In the Facebook era -- with instant messaging and ultra-short clips all the rage -- marketers appear to be going the opposite direction for the Big Game. This will be the first Super Bowl that broadcasts three commercials during the game that each will be longer than one minute. (CBS declines to name any of the advertisers just yet, but Chrysler has aired long-form ads during the past two Super Bowls.)
The Super Bowl is still a month away, but with social media as the driver, many advertisers are well into their marketing mode. Among early trends for 2013's Big Game:
-- Lots of new advertisers. Every year, new advertisers knock on the door, but they can fare poorly due to inexperience. SodaStream, which sells home soda-making machines, will air its first Super Bowl spot in a bid to get consumers more familiar with its products.

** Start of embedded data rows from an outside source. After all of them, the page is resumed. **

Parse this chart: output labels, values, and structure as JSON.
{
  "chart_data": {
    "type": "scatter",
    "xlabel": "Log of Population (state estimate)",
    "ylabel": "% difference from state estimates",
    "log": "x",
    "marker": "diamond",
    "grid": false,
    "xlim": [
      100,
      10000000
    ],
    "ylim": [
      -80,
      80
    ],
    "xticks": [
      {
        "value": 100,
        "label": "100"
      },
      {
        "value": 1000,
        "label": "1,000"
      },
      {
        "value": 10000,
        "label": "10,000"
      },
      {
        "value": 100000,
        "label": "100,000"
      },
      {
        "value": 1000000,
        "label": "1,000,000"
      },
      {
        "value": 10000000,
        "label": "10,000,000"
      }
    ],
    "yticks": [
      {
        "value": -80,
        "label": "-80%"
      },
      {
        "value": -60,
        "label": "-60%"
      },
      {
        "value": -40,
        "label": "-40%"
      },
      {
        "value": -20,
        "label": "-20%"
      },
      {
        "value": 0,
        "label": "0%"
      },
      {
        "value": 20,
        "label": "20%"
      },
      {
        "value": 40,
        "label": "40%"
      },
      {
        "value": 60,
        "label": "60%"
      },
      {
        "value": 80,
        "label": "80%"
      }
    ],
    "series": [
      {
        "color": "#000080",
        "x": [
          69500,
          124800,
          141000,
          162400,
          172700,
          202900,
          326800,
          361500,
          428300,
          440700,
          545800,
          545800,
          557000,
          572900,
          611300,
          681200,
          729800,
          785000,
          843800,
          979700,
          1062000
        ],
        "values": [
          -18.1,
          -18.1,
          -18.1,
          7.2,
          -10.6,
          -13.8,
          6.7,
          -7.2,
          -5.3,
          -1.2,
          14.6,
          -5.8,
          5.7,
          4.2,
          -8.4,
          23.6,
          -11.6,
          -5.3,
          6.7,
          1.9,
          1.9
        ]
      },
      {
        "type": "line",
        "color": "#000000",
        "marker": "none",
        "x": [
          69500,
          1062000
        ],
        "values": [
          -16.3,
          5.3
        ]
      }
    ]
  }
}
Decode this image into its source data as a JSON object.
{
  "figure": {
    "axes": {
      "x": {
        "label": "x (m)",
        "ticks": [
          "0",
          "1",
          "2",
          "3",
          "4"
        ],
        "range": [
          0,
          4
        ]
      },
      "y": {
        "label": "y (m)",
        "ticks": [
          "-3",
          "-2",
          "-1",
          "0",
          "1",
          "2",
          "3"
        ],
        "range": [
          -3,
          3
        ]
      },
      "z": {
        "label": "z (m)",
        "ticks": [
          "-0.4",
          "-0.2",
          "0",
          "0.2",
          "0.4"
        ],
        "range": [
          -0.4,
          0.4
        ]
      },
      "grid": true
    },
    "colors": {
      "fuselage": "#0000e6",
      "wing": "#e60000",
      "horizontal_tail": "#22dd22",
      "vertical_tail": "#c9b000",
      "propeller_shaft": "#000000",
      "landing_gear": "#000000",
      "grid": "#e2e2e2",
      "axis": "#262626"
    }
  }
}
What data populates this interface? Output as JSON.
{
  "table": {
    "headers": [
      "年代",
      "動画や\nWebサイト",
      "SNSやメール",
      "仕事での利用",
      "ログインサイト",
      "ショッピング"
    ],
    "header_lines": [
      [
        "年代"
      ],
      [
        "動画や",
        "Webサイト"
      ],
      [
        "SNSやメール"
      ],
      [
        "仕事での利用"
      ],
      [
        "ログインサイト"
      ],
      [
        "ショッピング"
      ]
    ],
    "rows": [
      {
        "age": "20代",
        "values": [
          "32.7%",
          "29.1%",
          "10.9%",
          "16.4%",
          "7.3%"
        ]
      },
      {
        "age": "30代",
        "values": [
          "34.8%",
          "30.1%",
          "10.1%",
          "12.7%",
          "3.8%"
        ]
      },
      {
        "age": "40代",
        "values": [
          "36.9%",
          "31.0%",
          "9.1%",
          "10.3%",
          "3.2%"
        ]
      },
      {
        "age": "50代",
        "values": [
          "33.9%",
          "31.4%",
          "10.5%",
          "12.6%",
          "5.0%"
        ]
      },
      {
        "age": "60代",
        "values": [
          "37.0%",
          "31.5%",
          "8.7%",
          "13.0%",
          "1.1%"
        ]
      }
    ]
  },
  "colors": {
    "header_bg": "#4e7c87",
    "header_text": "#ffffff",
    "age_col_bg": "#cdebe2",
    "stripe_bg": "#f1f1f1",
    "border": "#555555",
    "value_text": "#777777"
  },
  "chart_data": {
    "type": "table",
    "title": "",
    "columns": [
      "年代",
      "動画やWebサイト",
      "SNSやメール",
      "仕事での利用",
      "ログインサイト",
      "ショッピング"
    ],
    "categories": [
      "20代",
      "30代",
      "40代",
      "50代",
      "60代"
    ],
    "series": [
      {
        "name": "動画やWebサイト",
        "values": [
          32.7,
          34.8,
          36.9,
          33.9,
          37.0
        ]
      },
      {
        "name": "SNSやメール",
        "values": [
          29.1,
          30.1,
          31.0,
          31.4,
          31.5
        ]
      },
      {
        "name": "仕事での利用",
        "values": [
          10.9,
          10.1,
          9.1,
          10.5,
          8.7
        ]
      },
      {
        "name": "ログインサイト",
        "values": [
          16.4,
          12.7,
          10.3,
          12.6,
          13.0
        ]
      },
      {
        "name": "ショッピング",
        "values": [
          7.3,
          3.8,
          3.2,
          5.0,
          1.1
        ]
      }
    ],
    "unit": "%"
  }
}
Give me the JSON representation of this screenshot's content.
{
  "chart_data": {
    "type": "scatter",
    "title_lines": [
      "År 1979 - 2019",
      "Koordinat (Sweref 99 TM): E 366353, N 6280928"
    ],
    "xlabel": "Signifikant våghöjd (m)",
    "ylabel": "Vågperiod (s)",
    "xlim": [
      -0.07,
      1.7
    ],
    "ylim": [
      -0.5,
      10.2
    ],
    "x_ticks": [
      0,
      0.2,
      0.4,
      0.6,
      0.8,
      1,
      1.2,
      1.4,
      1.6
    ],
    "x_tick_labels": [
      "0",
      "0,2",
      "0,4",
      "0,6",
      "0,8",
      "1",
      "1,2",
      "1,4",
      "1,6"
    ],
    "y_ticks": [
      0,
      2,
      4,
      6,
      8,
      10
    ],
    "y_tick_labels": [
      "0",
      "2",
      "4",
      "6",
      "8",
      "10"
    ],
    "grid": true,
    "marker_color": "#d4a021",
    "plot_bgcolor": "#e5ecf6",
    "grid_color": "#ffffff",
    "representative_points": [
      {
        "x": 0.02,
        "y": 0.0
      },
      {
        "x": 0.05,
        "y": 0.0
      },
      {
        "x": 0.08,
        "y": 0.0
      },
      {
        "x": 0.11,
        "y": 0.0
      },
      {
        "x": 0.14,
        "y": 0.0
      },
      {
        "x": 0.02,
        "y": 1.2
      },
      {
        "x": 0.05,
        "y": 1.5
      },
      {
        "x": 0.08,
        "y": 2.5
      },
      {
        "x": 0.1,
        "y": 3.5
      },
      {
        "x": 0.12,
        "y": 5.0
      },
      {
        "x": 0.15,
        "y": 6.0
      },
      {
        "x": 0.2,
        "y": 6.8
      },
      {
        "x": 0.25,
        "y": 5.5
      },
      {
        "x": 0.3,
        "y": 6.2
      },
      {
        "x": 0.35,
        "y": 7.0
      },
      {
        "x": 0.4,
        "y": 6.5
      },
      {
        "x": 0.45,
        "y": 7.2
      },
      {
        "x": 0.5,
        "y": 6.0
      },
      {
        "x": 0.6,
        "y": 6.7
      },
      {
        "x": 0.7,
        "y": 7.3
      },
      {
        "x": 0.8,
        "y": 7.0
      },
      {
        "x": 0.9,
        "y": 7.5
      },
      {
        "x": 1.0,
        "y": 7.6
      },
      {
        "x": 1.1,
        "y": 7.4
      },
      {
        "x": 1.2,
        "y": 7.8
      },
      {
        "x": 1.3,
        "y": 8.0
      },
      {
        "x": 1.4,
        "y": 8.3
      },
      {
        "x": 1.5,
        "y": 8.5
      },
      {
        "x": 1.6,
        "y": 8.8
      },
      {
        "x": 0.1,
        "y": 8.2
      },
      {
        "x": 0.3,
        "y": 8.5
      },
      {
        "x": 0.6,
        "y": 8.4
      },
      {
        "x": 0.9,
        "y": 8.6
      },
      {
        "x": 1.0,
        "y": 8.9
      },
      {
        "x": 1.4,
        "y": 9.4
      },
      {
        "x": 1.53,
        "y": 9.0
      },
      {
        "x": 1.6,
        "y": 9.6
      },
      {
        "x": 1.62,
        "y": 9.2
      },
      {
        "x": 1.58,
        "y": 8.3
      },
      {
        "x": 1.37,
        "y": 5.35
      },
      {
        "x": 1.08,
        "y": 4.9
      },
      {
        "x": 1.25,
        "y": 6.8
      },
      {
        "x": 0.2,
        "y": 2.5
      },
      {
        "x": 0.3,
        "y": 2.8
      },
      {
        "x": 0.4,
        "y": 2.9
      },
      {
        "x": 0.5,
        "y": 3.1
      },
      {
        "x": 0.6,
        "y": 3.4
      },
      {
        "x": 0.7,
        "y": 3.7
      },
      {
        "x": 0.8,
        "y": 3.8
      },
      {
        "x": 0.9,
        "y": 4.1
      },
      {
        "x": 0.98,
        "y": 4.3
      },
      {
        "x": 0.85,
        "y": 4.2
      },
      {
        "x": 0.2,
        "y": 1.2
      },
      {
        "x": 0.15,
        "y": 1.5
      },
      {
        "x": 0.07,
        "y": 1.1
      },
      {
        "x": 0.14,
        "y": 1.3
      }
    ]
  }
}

Gildan USA, which is evolving from a maker of private-label apparel store brands to a national brand, is also making its first Super Bowl appearance in a racy spot targeting Millennials. "It's a big step for us," says Rob Packard, vice president of marketing.
-- Lots of repeat advertisers. M&M Mars, Go Daddy and Volkswagen of America recently announced they're returning. So are a number of automakers, including Hyundai, Audi and Kia. Ford's Lincoln Division also will be in the game.
-- Lots of eyebrow raisers. As always, Super Bowl commercials must be approved by network censors, and more than one has been sent back by CBS for re-editing, says Bogusz, who declined to name the advertisers.
But Packard concedes that Gildan's spot was returned for re-editing. The network felt that the ad, which features a young woman wearing her boyfriend's T-shirt, showed a bit "too much leg," says Packard.
-- Lots of longer ads. There will be more longer-form Super Bowl spots. Besides the three ads that exceed one minute in length, there also will be several one-minute ads. Coca-Cola and VW each have 60-second ads planned. Coke will also run a 30-second spot.
-- Lots of social media. Coca-Cola won't say how, but it will expand its social and mobile engagement with a "unique, one-of-a-kind game experience," says spokeswoman Lauren Thompson.
-- Lots of surprises. Several big-name celebrities are expected to be announced in the next few weeks -- some who will appear for the first time in a Super Bowl ad.